I heard him scratching last evening after I had eaten my supper. I was sitting in the kitchen. It had been a hard day. The house had to be cleaned and then I tacked up wire mesh around the base of the deck and adjoining porch. I'll admit I wasn't in the mood for company.
I threw back the slider and stepped out onto the deck. He was there in the corner between the deck and the main house. He was trying to excavate his way past my complex masonry work, done to keep him out. He had found the one twelve-inch span which was not solidly meshed, due to the way the porch meets the deck. He was crunched into a ball between garden implements I had stacked there as obstacles. Crafty bugger!
I had a big flashlight. It was twilight, so the beam was not stunningly strong. He didn't even notice it or me. I cleared my throat in my practiced pedagogical manner, which always worked with my pesky high school students forty years ago. He looked up at me. His triangular face held no expression. He went back to trying to dig. His claws screeched annoyingly on brick and tile. I winced.
My steel bar was nearby. I fetched it and poked him with it gently. He looked up with an expression which I would guess was puzzlement. After all, few humans are stupid enough to stand their ground with a big skunk. His face seemed to say, "You still there?" I poked him harder with the bar. This led to a complicated maneuver which enabled him to back out from the nest of tools which surrounded him without knocking one of them askew. I was impressed at his limberness. He seemed impressed with my quiet stance. We stared at each other for a few moments.
"Well, buzz off! I don't want you living under this house." My voice was deep, firm and unequivocal.
He gave what looked like a shrug. I was the kind of shrug a panhandler gives you at a stop light when you don't roll down your car window. The nothing-ventured-nothing-gained shrug. Then he turned slowly. I watched his huge tail closely for any sign of lift. It hung limply. I relaxed and watched him waddled past the bulkhead to the corner of the house. He rounded the corner and stopped. Just the very end of his tail was visible to me. I knew he was trying to fake me out. Make me believe he had gone, so he could get back to work. This really annoyed me.
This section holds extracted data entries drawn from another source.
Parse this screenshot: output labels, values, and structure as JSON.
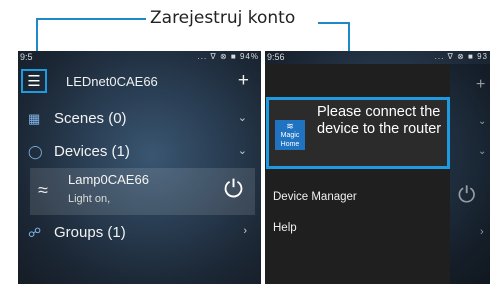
{
  "caption": "Zarejestruj konto",
  "left_screen": {
    "status_time": "9:5",
    "status_icons": "... ∇ ⊗ ■ 94%",
    "title": "LEDnet0CAE66",
    "scenes": "Scenes (0)",
    "devices": "Devices (1)",
    "device_name": "Lamp0CAE66",
    "device_status": "Light on,",
    "groups": "Groups (1)"
  },
  "right_screen": {
    "status_time": "9:56",
    "status_icons": "... ∇ ⊗ ■ 93",
    "logo_text_1": "Magic",
    "logo_text_2": "Home",
    "message": "Please connect the device to the router",
    "menu_items": [
      "Device Manager",
      "Help"
    ]
  }
}
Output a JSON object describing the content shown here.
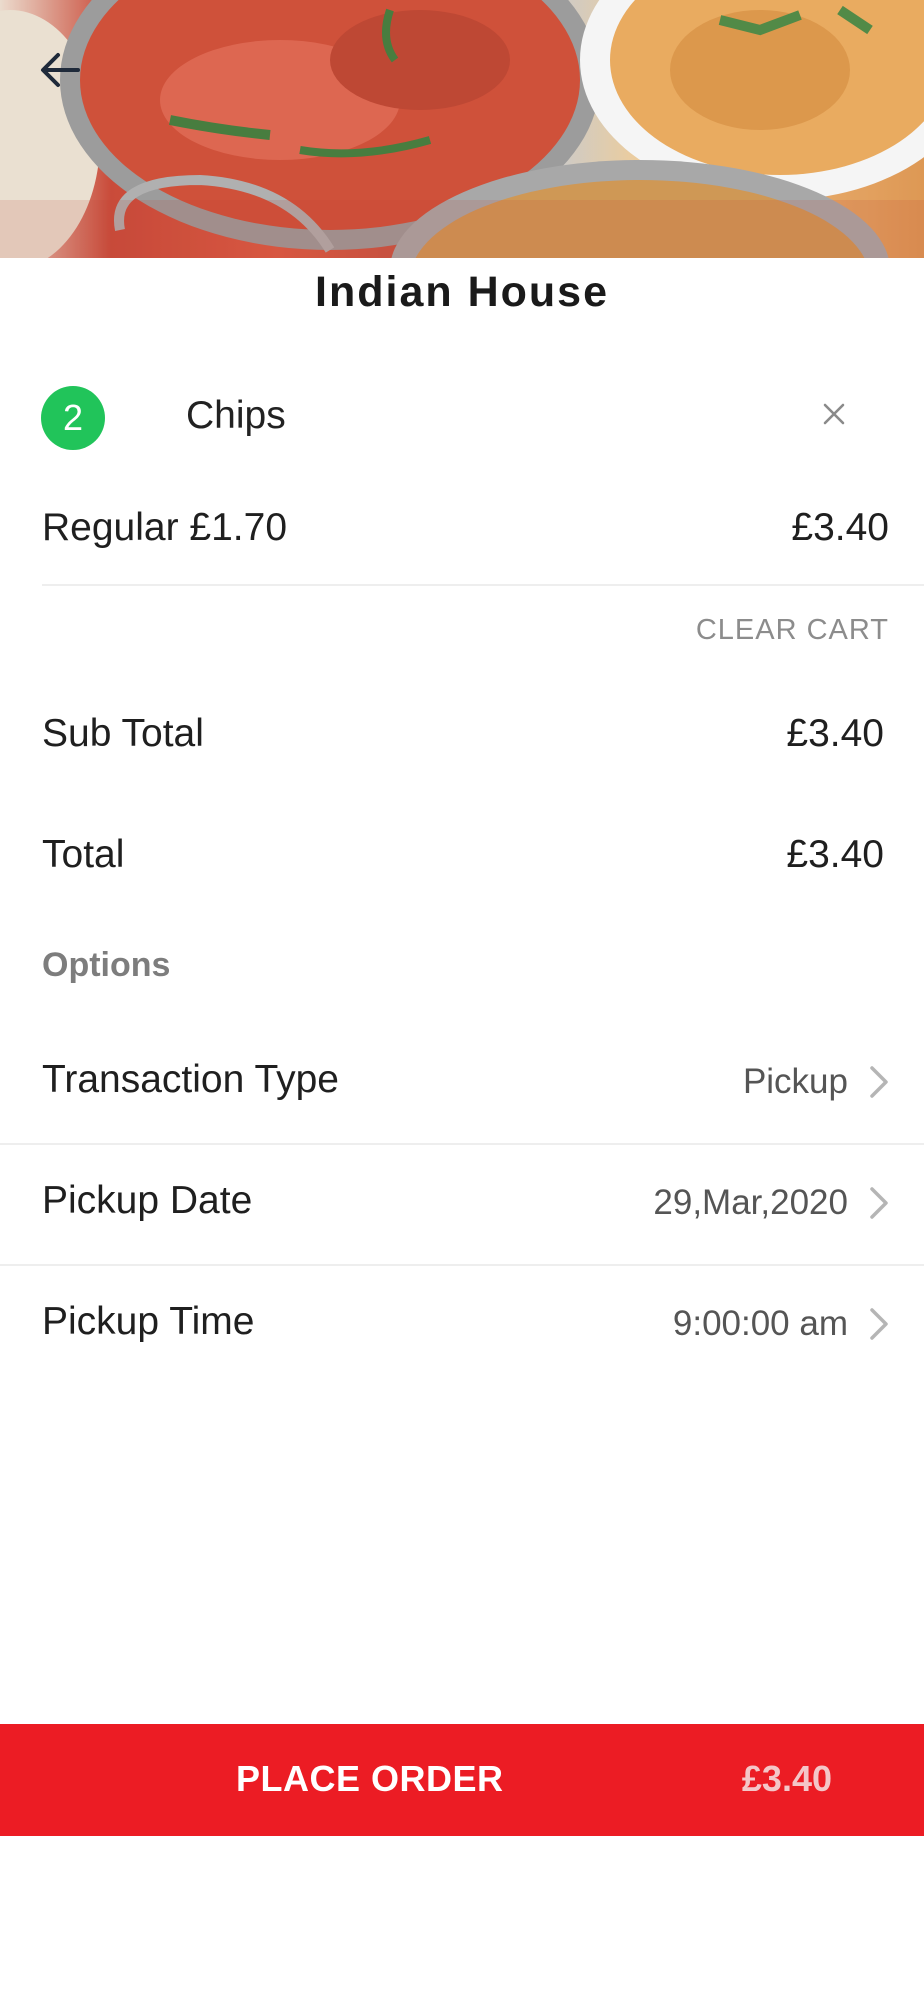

I took pole and flashlight and walked off the deck, into the yard and up to the corner. He must have heard my stomp. He moved along in the narrow space between my house and a high fence. I followed. As I looked around the corner of the house, I saw he had stopped again and was listening. It became obvious to me that this is no kit. This is a wise old one. He looked over his shoulder and saw me. Then he waddled slowly away to the sidewalk in front of my house.
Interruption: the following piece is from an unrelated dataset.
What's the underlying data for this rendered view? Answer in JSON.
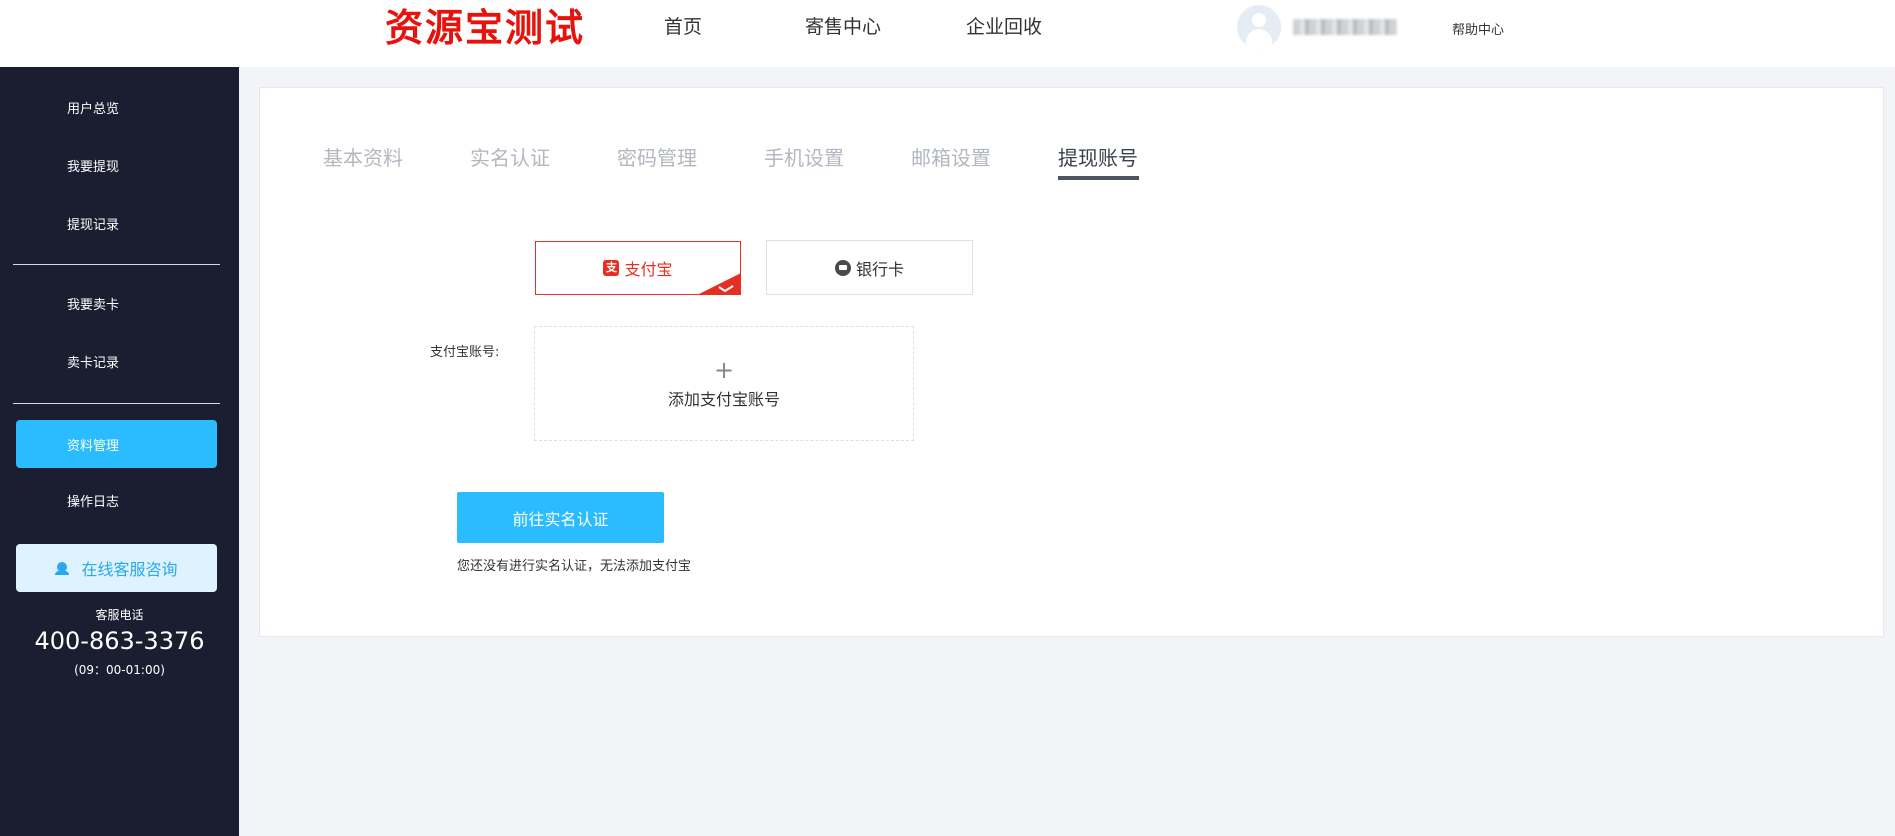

"Phew!" I was relieved. I didn't want to be sprayed, but I knew he had to be told to leave.
My mind and attention were focused for the next few minutes on bringing a concrete block from the driveway to the excavation site. I piled that on and eliminated the cozy nest of garden tools. I brushed my hands together with some satisfaction. It was as secured as I could conceive.
I returned to the driveway where I had set down my flashlight and steel bar. I briefly admired my mesh work from the afternoon. I stood and turned to discover the skunk behind me. He was under my car watching me. This creeped me out. A stalker! Before I could finish saying, "What the fu...", he was waddling down the driveway and up the street.
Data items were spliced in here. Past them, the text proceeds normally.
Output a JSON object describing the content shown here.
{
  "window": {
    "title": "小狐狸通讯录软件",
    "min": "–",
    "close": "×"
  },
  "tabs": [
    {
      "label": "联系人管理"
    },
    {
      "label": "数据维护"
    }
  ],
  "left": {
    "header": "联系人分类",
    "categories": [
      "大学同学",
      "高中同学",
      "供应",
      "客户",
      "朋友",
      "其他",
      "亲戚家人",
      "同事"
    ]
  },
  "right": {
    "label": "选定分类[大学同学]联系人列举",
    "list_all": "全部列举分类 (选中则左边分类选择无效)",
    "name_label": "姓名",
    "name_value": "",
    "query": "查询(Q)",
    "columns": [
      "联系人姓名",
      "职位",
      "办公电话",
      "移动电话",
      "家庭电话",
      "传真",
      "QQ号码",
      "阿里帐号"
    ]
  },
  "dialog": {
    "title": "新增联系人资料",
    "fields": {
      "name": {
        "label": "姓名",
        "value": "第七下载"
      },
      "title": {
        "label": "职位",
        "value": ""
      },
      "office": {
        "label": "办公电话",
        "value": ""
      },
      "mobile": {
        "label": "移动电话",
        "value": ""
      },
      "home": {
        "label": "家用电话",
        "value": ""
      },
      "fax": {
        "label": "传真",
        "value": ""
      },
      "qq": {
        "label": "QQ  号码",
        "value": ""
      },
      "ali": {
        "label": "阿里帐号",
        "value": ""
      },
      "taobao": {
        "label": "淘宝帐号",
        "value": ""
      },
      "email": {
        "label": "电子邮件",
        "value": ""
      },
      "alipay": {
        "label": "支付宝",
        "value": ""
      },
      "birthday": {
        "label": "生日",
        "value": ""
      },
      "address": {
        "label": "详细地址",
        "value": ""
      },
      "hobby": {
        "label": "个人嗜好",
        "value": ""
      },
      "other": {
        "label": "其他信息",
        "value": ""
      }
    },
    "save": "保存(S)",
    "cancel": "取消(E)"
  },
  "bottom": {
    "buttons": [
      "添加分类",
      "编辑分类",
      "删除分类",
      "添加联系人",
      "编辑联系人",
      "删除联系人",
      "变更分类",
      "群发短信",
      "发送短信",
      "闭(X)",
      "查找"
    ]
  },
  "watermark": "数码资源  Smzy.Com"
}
So, what have a learned in this process? Well, I learned that skunks can be incredibly compulsive and persistently so, not unlike certain humans I know and have even seen in my own mirror. I learned that even a skunk responds well to relatively nonviolent assertion without responding aggressively in retaliation. This really impressed me. He never once twitched his tail in my direction. I also learned that a human and a skunk relate together on somewhat basic animal terms. He was an aggressor in my space. I defended my space. I had the size advantage, but he had the long-distance weaponry advantage. Neither of us crossed the line to violence.
I won't say this skunk hasn't been a nuisance. He has, but not intentionally. I won't say I feel a God-given right to expel him from my property. I don't. I simply have to be the animal I am within my territory with the least amount of conflict or violence. This is all the process of humanist practice, as I see it. It takes time and often unpleasant work. The rewards are commensurate to the toil.